Department of Internal Medicine, National Taiwan University Hospital, National Taiwan University College of Medicine, Taipei, Taiwan 100, ROC.
American Journal of Respiratory Cell and Molecular Biology (Impact Factor: 4.11). 07/2005; 32(6):540-7. DOI: 10.1165/rcmb.2004-0223OC
Source: PubMed

ABSTRACT We had previously demonstrated that lung cancer cells, upon contact with macrophages, could be induced to secrete angiogenic factors to promote tumor angiogenesis. In this study, we focused on the paracrine and autocrine regulation of interleukin (IL)-8 expression in sensitized lung cancer cells after interacting with macrophages. We found that the IL-8 mRNA expression in lung cancer cells significantly increased after coculture with phorbol myristate acetate-treated THP-1 cells and human primary lung macrophages. Fresh lung cancer CL1-5 cells cocultured with macrophage-sensitized lung cancer cells still had a 35% of increase in IL-8 mRNA expression. The addition of anti-inflammatory agents pyrrolidine dithiocarbamate, pentoxifylline, aspirin, and dexamethasone could completely suppress the expression of IL-8 mRNA in fresh/sensitized lung cancer cell cocultures. Human recombinant tumor necrosis factor (TNF)-alpha and IL-1alpha could induce IL-8 expression in lung cancer cells in a dose-dependent manner. Neutralization with TNF-alpha and IL-1alpha antibodies in cocultures decreased the levels of IL-8 expression in sensitized lung cancer cells.

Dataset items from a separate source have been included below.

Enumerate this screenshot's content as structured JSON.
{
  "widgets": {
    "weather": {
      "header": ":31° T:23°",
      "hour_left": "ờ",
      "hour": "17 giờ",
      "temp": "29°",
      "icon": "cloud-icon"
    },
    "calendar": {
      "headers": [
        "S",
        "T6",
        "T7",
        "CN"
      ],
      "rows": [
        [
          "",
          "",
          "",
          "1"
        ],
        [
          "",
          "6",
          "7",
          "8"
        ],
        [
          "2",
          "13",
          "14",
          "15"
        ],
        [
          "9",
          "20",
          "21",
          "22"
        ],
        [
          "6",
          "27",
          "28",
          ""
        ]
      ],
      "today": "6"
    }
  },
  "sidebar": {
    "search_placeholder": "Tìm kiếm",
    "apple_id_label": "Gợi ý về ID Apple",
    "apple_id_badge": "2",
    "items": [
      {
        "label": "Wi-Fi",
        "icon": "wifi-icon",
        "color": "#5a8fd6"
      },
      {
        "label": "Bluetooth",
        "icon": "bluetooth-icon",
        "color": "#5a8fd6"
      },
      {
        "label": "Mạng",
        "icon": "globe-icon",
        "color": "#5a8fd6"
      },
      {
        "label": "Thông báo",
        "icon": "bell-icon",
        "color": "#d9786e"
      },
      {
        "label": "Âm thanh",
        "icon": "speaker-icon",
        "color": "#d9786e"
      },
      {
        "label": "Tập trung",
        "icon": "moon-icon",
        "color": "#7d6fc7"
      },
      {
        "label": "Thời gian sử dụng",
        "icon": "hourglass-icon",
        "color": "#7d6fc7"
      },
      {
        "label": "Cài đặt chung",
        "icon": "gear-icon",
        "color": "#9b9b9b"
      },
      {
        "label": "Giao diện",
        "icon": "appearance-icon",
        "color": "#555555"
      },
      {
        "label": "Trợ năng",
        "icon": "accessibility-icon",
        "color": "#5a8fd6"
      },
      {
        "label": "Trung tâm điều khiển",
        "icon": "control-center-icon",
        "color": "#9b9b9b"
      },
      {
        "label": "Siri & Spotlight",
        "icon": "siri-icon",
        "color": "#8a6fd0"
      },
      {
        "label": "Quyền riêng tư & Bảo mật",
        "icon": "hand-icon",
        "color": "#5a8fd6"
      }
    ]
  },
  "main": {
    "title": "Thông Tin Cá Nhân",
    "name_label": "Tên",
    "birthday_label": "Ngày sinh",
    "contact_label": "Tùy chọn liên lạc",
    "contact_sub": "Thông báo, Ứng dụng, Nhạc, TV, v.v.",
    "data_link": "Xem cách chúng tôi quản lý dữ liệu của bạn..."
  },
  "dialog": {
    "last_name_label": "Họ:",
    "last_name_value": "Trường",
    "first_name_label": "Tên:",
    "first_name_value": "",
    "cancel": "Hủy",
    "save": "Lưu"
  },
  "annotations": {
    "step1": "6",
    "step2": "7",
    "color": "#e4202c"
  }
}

Nuclear factor-kappaB transcriptional activity was also suppressed by the same antibodies, as confirmed by a reporter gene assay and the electrophoretic mobility shift assay. Our results highly suggest that both autocrine and paracrine regulation are involved in IL-8 expression of lung cancer cells cocultured with macrophage. Also, the regulations of IL-8 expression in lung cancer cells were through the nuclear factor-kappaB pathway and modulated by TNF-alpha and IL-1alpha.